Psychology Classics: Claude Steele’s Stereotype Threat Paradigm

This post is part of our ongoing series exploring classic experiments and theories in the history of psychological research. In the late 1980s, a university committee at the University of Michigan called for psychology professor Dr. Claude Steele to tackle the problem of academic achievement among minority students at the university. His subsequent research resulted in the discovery and identification of one of the most far-reaching and influential phenomena in social psychology: stereotype threat, or the fear of confirming negative stereotypes about a group to which one belongs.

In the original stereotype threat paradigm,1 Black and White Stanford undergraduate students (male and female) were recruited to participate in a lab study. Prior to participation, all participants were contacted and asked to report their SAT scores. Upon arrival to the lab, a White male experimenter explained to each participant that they would be working on a set of verbal problems for the next 30 minutes. For the crucial manipulation, half of the participants were randomly assigned to the stereotype-threat condition, where they were told that the verbal problems would be diagnostic of their intellectual ability. This was expected to bring to mind the negative stereotypes relevant to Black students and academic performance in the minds of the Black participants, resulting in the fear of fulfilling the stereotypes in that context.

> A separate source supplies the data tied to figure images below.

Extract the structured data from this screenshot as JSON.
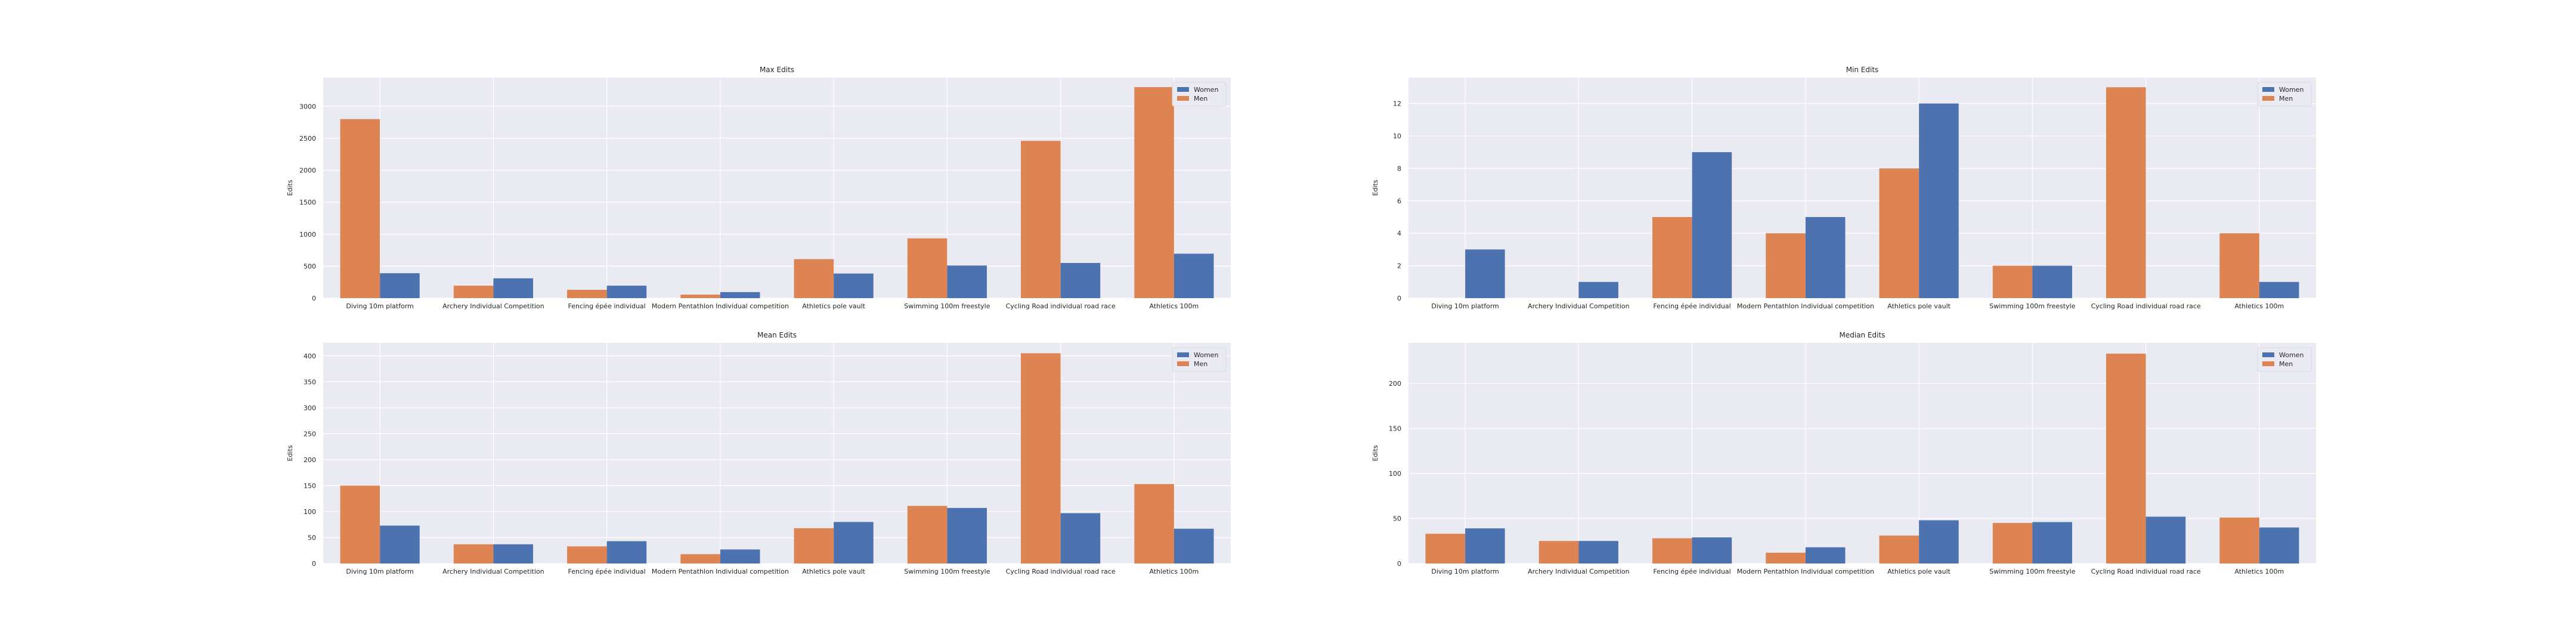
{
  "chart_data": [
    {
      "type": "bar",
      "title": "Max Edits",
      "ylabel": "Edits",
      "xlabel": "",
      "categories": [
        "Diving 10m platform",
        "Archery Individual Competition",
        "Fencing épée individual",
        "Modern Pentathlon Individual competition",
        "Athletics pole vault",
        "Swimming 100m freestyle",
        "Cycling Road individual road race",
        "Athletics 100m"
      ],
      "series": [
        {
          "name": "Men",
          "color": "#dd8452",
          "values": [
            2800,
            195,
            130,
            55,
            610,
            935,
            2460,
            3300
          ]
        },
        {
          "name": "Women",
          "color": "#4c72b0",
          "values": [
            390,
            310,
            195,
            95,
            385,
            510,
            550,
            695
          ]
        }
      ],
      "ylim": [
        0,
        3450
      ],
      "yticks": [
        0,
        500,
        1000,
        1500,
        2000,
        2500,
        3000
      ],
      "legend": [
        "Women",
        "Men"
      ],
      "legend_position": "top-right",
      "grid": true
    },
    {
      "type": "bar",
      "title": "Min Edits",
      "ylabel": "Edits",
      "xlabel": "",
      "categories": [
        "Diving 10m platform",
        "Archery Individual Competition",
        "Fencing épée individual",
        "Modern Pentathlon Individual competition",
        "Athletics pole vault",
        "Swimming 100m freestyle",
        "Cycling Road individual road race",
        "Athletics 100m"
      ],
      "series": [
        {
          "name": "Men",
          "color": "#dd8452",
          "values": [
            0,
            0,
            5,
            4,
            8,
            2,
            13,
            4
          ]
        },
        {
          "name": "Women",
          "color": "#4c72b0",
          "values": [
            3,
            1,
            9,
            5,
            12,
            2,
            0,
            1
          ]
        }
      ],
      "ylim": [
        0,
        13.6
      ],
      "yticks": [
        0,
        2,
        4,
        6,
        8,
        10,
        12
      ],
      "legend": [
        "Women",
        "Men"
      ],
      "legend_position": "top-right",
      "grid": true
    },
    {
      "type": "bar",
      "title": "Mean Edits",
      "ylabel": "Edits",
      "xlabel": "",
      "categories": [
        "Diving 10m platform",
        "Archery Individual Competition",
        "Fencing épée individual",
        "Modern Pentathlon Individual competition",
        "Athletics pole vault",
        "Swimming 100m freestyle",
        "Cycling Road individual road race",
        "Athletics 100m"
      ],
      "series": [
        {
          "name": "Men",
          "color": "#dd8452",
          "values": [
            150,
            37,
            33,
            18,
            68,
            111,
            405,
            153
          ]
        },
        {
          "name": "Women",
          "color": "#4c72b0",
          "values": [
            73,
            37,
            43,
            27,
            80,
            107,
            97,
            67
          ]
        }
      ],
      "ylim": [
        0,
        425
      ],
      "yticks": [
        0,
        50,
        100,
        150,
        200,
        250,
        300,
        350,
        400
      ],
      "legend": [
        "Women",
        "Men"
      ],
      "legend_position": "top-right",
      "grid": true
    },
    {
      "type": "bar",
      "title": "Median Edits",
      "ylabel": "Edits",
      "xlabel": "",
      "categories": [
        "Diving 10m platform",
        "Archery Individual Competition",
        "Fencing épée individual",
        "Modern Pentathlon Individual competition",
        "Athletics pole vault",
        "Swimming 100m freestyle",
        "Cycling Road individual road race",
        "Athletics 100m"
      ],
      "series": [
        {
          "name": "Men",
          "color": "#dd8452",
          "values": [
            33,
            25,
            28,
            12,
            31,
            45,
            233,
            51
          ]
        },
        {
          "name": "Women",
          "color": "#4c72b0",
          "values": [
            39,
            25,
            29,
            18,
            48,
            46,
            52,
            40
          ]
        }
      ],
      "ylim": [
        0,
        245
      ],
      "yticks": [
        0,
        50,
        100,
        150,
        200
      ],
      "legend": [
        "Women",
        "Men"
      ],
      "legend_position": "top-right",
      "grid": true
    }
  ],
  "style": {
    "background": "#ffffff",
    "plot_bg": "#eaeaf2",
    "grid_color": "#ffffff",
    "text_color": "#262626"
  }
}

The other half of the participants were assigned to the non-stereotype-threat condition, where they were told that the verbal problems were simply a problem-solving task, non-diagnostic of ability. This was expected to make the stereotypes about Black students and academic ability irrelevant, and therefore result in a non-threatening environment for the Black student participants. After receiving these instructions, all participants worked on a test comprised of 30 difficult verbal GRE-like questions for 30 minutes. The main dependent variable was test performance. After controlling for prior SAT skill, results found that the Black students in the experiment significantly underperformed compared to their White counterparts in the diagnostic test condition, whereas Black and White students performed equally in the non-diagnostic test condition. Creating a situation in which stereotype threat is salient led Black students to perform worse than White students on a test supposedly measuring intellectual ability, due to the fear of confirming negative racial stereotypes about intelligence.

In other variations of this paradigm, marking a box indicating their race right before taking a GRE-like test induced stereotype threat among Black students. Being the sole minority in a room full of majority group members similarly has been shown to activate stereotype threat. Stereotype threat can also be applied to various other groups stereotyped in particular domains, such as female students and math performance, White students and athletic performance, older people and memory, etc. In addition, stereotype threat research has demonstrated that individuals highly invested in the domain being threatened are hit the hardest by stereotype threat, and stereotype threat can have significant long-term negative health outcomes among Black Americans. Today, research involving stereotype threat continues to grow, as well as the search for stereotype threat interventions.

Dr. Claude Steele will be speaking about his research on stereotype threat, as well as interventions to counteract its negative consequences, at UCLA on Thursday, January 24th at 4pm. If you are on UCLA’s campus or are in the area, please join us in Covel Commons, Grand Horizon Ballroom.

Reference:

1. Steele, C. M., & Aronson, J. (1995). Stereotype threat and the intellectual test performance of African     Americans. Journal of Personality and Social Psychology, 69(5): 797-811.